Die Enquete-Kommission des Deutschen Bundestags „Kultur in Deutschland“ hatte in ihrem Zwischenbericht im Juni 2005 dem Deutschen Bundestag die Handlungsempfehlung unterbreitet, das Staatsziel Kultur im Deutschen Bundestag zu verankern. Empfohlen wurde eine Ergänzung des Grundgesetzes um einen Artikel 20 b mit dem Wortlaut: „Der Staat schützt und fördert die Kultur.“ Dieser Handlungsempfehlung ging eine Anhörung führender Verfassungsrechtler voraus. In der Enquete-Kommission wurde das Für und Wider des Staatsziels Kultur sehr genau abgewogen. In der Anhörung kamen sowohl die Befürworter des Staatsziels Kultur zu Wort als auch die Gegner, so dass die Enquete-Kommission sich am Ende entscheiden musste, welche Argumentation sie sich zu eigen macht. Bemerkenswert an der Entscheidung der Enquete-Kommission ist, dass sie einstimmig gefasst wurde. Das heißt, alle fraktionsgebundenen Mitglieder der Enquete-Kommission wie auch die Sachverständigen fassten die Entscheidung, dem Deutschen Bundestags die oben genannte Ergänzung zum Grundgesetz vorzuschlagen.
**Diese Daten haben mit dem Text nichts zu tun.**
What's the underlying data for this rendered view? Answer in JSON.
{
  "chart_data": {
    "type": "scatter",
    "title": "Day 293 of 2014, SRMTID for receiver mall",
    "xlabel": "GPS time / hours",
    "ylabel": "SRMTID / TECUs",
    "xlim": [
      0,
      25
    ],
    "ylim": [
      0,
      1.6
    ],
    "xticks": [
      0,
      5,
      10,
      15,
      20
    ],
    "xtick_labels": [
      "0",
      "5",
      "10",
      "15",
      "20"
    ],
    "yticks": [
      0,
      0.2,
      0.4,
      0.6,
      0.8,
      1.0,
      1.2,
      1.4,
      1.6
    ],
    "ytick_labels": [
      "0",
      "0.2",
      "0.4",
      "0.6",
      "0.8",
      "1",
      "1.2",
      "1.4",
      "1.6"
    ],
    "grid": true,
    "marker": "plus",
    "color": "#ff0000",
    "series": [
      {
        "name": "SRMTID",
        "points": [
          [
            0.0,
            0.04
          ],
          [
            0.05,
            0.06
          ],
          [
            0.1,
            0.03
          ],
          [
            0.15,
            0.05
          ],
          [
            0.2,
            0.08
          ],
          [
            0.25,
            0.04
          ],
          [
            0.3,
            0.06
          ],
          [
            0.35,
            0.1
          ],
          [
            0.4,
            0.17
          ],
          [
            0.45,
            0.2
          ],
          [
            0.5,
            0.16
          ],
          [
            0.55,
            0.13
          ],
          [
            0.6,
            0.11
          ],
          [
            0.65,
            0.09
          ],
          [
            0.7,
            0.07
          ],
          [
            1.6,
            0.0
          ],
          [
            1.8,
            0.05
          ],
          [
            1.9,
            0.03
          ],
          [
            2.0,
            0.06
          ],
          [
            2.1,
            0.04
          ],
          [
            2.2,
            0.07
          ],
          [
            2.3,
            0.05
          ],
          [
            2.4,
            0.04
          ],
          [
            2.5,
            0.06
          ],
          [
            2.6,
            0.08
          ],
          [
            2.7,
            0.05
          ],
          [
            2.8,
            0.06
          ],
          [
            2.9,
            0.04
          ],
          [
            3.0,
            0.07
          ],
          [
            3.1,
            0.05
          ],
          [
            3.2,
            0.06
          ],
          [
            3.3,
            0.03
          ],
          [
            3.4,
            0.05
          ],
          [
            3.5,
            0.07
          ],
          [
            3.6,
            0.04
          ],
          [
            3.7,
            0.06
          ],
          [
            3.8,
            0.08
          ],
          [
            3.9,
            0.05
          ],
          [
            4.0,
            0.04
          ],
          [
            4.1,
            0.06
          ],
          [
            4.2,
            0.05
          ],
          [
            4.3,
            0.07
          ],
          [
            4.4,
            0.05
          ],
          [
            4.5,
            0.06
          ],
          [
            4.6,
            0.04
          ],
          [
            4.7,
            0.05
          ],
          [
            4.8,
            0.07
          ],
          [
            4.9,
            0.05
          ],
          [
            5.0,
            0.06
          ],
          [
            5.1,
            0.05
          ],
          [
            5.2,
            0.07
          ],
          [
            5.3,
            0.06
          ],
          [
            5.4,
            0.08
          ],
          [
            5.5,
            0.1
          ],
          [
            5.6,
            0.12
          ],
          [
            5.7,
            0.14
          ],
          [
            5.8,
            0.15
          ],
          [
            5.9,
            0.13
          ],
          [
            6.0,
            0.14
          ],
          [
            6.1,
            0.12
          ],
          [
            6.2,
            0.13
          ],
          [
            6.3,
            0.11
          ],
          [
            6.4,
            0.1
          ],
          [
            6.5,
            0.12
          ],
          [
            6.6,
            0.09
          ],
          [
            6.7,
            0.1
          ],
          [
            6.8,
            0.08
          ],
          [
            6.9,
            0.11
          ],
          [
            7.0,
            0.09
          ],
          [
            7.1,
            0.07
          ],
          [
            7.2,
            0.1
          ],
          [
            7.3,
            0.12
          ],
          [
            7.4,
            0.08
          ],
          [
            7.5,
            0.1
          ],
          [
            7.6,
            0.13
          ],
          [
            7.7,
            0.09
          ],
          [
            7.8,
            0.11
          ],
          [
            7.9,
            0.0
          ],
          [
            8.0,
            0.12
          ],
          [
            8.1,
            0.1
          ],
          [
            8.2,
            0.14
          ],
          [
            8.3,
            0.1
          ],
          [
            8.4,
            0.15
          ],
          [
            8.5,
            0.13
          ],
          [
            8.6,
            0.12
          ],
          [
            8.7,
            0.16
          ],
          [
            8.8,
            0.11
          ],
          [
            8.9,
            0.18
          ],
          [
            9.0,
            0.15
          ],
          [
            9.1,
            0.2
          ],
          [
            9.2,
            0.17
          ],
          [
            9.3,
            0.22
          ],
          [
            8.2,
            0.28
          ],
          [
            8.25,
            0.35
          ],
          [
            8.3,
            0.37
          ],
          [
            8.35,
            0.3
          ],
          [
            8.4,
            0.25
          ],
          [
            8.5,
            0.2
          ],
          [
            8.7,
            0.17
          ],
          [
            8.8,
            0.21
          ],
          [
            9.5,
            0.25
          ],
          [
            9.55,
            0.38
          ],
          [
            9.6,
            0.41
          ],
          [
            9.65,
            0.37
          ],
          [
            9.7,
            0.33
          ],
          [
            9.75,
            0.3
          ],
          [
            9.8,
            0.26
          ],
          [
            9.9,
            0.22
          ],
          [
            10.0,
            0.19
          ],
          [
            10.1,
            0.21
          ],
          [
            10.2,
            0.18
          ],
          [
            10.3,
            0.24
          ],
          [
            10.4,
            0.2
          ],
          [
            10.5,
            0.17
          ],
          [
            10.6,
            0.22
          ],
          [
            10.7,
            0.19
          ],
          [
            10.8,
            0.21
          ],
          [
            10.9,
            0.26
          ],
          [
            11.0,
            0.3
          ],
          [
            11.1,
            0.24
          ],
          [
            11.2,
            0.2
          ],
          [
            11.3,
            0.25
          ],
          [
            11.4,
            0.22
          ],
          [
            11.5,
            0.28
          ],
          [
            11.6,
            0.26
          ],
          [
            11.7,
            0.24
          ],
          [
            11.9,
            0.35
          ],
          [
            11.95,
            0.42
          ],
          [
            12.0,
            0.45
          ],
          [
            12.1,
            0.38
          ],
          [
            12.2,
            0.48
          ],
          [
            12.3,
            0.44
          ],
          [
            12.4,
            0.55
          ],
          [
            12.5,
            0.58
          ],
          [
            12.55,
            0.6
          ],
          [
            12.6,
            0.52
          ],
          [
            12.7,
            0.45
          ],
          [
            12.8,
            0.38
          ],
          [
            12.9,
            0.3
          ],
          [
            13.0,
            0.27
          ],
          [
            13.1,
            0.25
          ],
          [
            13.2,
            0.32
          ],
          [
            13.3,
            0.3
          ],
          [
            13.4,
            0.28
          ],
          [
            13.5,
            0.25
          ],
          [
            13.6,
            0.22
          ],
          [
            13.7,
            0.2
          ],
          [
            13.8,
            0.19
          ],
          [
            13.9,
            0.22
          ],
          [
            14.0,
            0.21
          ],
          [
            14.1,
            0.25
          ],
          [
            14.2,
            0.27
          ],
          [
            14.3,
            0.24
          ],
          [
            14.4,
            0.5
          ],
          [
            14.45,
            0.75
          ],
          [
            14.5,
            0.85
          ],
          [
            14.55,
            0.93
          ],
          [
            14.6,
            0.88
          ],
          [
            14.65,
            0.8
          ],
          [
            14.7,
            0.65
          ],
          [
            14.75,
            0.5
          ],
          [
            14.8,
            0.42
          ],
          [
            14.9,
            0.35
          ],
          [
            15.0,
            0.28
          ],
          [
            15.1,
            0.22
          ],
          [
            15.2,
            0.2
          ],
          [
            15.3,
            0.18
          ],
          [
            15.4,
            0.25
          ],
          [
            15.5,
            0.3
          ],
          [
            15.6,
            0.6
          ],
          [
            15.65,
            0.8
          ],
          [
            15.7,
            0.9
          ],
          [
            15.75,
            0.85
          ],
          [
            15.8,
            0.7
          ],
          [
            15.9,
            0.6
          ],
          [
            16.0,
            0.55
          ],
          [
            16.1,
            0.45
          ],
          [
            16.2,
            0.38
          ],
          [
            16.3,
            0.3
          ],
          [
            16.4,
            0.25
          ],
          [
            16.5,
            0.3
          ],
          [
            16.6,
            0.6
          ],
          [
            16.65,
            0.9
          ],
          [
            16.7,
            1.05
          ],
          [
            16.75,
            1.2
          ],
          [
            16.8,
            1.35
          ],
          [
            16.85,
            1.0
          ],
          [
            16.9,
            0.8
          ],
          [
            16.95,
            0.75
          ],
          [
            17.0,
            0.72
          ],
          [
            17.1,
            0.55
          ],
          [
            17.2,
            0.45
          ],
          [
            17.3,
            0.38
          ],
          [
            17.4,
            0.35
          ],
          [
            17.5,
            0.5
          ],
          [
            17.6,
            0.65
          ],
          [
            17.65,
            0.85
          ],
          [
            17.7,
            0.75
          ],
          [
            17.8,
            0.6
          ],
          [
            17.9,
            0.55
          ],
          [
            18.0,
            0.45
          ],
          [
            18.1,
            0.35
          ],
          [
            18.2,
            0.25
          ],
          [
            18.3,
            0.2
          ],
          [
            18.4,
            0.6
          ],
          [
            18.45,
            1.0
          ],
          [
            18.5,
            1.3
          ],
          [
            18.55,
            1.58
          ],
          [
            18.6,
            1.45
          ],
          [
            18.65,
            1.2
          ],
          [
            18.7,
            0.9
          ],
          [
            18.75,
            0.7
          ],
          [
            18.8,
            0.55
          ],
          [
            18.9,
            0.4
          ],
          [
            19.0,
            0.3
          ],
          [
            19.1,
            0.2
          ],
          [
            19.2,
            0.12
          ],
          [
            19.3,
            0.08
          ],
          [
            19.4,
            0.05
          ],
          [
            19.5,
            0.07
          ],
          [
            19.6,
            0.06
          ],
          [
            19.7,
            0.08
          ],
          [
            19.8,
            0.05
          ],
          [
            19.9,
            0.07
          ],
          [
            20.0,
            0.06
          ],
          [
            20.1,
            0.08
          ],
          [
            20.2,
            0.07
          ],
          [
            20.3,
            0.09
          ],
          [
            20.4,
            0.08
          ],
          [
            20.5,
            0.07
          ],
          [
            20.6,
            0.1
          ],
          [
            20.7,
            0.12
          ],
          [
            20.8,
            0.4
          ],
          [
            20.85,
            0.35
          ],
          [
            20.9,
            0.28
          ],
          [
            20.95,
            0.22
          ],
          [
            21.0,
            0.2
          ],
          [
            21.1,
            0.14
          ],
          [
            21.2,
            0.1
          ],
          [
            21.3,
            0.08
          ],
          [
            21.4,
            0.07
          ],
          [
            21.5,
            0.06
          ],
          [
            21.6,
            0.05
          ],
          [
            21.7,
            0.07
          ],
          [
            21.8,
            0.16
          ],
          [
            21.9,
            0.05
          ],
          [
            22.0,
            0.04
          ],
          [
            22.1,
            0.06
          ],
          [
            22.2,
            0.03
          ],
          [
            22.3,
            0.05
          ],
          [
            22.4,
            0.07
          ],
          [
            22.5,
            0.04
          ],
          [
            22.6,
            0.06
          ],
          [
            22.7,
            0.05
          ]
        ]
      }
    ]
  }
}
In „politik und kultur“, der Zeitung des Deutschen Kulturrates, kamen in der Ausgabe 4/2005 die Befürworter und die Gegner des Staatsziels Kultur zu Wort. Autoren dieser Ausgabe waren die Verfassungsrechtler Peter Badura, Max-Emanuel Geis, Ulrich Karpen und Bodo Pieroth, die Bundestagsabgeordneten Eckhardt Barthel, Wolfgang Gerhardt und Angela Merkel sowie die Ministerpräsidenten Dieter Althaus, Ole von Beust, Peter Müller, Jürgen Rüttgers und Henning Scherf.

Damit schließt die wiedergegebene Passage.